Is it true that the sun rises and the frost crystals act like magnifying glasses and that is how the grass is damaged?

How do I protect my lawn against frost?

A friend suggested watering the lawn before the sun has a chance to "burn" it.

I missed my chance this morning. I have an automatic watering system that can do this for a minute or two daily before sunrise.

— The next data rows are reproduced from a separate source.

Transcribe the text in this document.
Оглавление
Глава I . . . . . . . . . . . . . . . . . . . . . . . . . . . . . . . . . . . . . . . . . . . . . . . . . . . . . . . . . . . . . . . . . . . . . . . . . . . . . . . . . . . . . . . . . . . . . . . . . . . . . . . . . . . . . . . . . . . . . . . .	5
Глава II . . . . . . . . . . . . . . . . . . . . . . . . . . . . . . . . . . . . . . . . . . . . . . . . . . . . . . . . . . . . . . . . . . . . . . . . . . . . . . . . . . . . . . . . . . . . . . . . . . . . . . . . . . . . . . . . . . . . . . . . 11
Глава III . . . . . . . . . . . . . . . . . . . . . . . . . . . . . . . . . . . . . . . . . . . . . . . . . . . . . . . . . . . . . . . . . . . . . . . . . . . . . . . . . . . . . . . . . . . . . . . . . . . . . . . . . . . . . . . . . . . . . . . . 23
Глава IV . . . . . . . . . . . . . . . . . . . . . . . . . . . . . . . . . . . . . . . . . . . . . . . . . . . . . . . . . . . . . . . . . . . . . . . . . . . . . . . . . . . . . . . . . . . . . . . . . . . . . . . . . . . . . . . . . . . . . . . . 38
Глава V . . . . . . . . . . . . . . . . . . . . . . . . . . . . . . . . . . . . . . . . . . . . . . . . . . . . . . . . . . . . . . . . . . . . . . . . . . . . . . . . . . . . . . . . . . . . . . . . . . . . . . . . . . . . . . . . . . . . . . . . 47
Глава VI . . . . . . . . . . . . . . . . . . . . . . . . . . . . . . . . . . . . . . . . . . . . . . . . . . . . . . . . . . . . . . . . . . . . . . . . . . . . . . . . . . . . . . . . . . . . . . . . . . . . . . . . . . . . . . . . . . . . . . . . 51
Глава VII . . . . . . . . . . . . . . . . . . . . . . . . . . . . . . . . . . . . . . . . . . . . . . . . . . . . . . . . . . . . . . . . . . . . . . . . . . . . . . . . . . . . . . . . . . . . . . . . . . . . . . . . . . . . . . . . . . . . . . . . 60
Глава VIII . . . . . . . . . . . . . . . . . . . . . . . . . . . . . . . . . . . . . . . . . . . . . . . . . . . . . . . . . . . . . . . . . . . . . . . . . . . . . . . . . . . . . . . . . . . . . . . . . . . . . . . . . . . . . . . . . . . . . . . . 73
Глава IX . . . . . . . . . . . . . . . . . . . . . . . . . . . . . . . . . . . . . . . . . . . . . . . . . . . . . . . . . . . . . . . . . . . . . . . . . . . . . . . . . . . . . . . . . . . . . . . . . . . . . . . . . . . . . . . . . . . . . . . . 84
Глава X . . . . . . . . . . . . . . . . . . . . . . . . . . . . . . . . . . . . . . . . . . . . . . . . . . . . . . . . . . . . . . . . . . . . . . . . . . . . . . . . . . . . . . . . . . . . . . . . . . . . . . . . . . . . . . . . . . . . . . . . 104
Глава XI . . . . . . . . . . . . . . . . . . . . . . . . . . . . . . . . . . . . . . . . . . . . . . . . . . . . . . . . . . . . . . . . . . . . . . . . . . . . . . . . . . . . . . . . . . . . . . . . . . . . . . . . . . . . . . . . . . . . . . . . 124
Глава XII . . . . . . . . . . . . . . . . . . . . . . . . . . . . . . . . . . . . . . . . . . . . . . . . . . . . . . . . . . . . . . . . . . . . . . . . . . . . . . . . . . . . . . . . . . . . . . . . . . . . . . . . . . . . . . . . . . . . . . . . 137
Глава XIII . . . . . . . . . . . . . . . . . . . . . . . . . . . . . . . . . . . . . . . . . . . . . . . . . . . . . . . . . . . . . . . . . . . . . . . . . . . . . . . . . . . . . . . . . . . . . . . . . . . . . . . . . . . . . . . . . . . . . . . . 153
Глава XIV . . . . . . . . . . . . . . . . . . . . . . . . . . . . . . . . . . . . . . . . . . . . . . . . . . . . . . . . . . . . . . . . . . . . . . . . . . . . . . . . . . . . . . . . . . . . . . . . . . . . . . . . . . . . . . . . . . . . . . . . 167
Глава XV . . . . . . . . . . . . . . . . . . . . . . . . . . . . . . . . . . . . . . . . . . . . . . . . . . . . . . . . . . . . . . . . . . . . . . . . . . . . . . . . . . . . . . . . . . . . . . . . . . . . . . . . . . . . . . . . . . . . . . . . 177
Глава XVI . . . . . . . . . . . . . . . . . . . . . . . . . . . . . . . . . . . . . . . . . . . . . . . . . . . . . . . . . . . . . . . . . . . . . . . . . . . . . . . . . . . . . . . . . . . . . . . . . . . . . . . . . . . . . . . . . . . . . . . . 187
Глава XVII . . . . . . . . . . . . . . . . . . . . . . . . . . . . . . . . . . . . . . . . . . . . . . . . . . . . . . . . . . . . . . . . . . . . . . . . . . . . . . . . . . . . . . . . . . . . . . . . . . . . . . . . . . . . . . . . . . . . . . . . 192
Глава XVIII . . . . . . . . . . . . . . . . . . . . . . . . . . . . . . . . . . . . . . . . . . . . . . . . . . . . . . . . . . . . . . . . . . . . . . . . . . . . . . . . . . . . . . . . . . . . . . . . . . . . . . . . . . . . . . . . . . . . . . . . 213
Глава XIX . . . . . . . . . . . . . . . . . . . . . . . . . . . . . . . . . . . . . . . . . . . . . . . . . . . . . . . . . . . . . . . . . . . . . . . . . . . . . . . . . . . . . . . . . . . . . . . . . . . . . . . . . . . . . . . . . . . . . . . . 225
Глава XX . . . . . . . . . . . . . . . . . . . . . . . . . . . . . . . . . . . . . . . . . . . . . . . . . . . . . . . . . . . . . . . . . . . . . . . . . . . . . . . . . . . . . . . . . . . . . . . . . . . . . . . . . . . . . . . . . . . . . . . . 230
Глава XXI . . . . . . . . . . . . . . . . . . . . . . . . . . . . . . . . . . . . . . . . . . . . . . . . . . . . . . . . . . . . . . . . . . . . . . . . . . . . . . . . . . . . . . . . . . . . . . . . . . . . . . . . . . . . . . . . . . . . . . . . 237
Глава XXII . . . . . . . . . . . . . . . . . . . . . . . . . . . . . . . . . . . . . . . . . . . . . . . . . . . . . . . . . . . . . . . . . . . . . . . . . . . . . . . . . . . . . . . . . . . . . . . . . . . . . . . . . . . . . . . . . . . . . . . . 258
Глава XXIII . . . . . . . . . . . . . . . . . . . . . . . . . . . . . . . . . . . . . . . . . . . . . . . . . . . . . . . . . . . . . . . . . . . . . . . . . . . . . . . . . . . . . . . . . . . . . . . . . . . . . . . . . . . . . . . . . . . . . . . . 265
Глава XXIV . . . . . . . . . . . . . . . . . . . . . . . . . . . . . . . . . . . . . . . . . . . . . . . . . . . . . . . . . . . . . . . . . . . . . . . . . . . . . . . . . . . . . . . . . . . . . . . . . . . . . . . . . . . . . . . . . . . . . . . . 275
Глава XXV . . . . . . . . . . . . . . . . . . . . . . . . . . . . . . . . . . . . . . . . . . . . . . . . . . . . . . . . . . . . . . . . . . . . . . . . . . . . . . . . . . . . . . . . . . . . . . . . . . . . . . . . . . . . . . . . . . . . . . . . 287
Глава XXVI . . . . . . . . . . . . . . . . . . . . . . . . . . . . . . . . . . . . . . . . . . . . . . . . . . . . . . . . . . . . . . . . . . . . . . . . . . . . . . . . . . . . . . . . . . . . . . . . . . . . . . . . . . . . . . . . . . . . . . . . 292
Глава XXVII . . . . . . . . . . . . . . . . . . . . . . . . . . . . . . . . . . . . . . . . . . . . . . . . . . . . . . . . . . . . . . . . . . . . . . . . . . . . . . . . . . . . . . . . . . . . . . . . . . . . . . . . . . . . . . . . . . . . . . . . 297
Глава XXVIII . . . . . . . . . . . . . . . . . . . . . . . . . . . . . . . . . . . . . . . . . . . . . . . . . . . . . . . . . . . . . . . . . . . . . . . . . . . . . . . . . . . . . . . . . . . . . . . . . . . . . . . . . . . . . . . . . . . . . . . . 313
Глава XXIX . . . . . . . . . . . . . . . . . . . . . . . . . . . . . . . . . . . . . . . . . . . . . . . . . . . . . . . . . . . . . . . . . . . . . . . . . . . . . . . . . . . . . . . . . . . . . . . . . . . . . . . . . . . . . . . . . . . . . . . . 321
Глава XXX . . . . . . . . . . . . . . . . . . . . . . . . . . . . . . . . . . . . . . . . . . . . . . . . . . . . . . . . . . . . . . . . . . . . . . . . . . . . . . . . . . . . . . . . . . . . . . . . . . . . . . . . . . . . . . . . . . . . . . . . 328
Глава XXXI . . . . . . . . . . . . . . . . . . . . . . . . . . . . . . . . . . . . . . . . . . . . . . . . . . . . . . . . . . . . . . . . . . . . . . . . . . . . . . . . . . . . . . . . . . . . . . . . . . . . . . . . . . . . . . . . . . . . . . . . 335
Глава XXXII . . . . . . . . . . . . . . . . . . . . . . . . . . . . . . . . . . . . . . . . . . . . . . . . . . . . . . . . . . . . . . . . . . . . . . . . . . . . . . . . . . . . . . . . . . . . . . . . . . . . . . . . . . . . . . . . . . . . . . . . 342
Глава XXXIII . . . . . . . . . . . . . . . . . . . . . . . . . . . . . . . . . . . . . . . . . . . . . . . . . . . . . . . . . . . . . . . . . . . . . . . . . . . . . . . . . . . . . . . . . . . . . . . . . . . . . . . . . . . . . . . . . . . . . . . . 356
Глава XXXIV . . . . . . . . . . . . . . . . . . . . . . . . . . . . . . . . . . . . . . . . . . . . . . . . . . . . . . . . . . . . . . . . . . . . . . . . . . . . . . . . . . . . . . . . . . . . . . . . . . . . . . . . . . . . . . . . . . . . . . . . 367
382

The grass is a broad leaf buffalo.

  • and no, the crystals do not act like a magnifying lens...forget that.
    – stormy
    Commented Jun 30, 2016 at 5:25
  • No, magnifying lenses are not flat like ice crystals. Ice crystals are flattish, and have irregular thicknesses, which makes for a terrible lens. And with water droplets on leaves, they are harmless too because the focal point is far away from the leaf.
    – Bulrush
    Commented Jul 1, 2016 at 10:55

3 Answers 3


Grass is not normally sensitive to frost and is not burned by the sun due to frost crystals. That is because when temperatures are low the plant goes dormant.

More information is found here where the only issue seems to be a sensitivity to herbicides. This turf supplier in Australia notes that is cold tolerant down to -10 Deg C in Canberra.

As long as your lawn has been well watered over the summer months it will have no problems going into the Austral winter months.


I don't know what frost is like in Australia, sadly...but here it is a big deal for lawn grasses. The deal is to NOT WALK ON YOUR FROSTED LAWN. This breaks the blades and crowns and if your grass is frozen enough will kill the grass you walk upon. You'll actually be able to see your footprints in the spring. Just stay off your grass when the lawn is frosted/frozen. Seriously...


In my opinion, it depends on the type of grass. Some species are more robust, so you should seed the correct variety mix, and possibly complement with annual seeds on every early spring.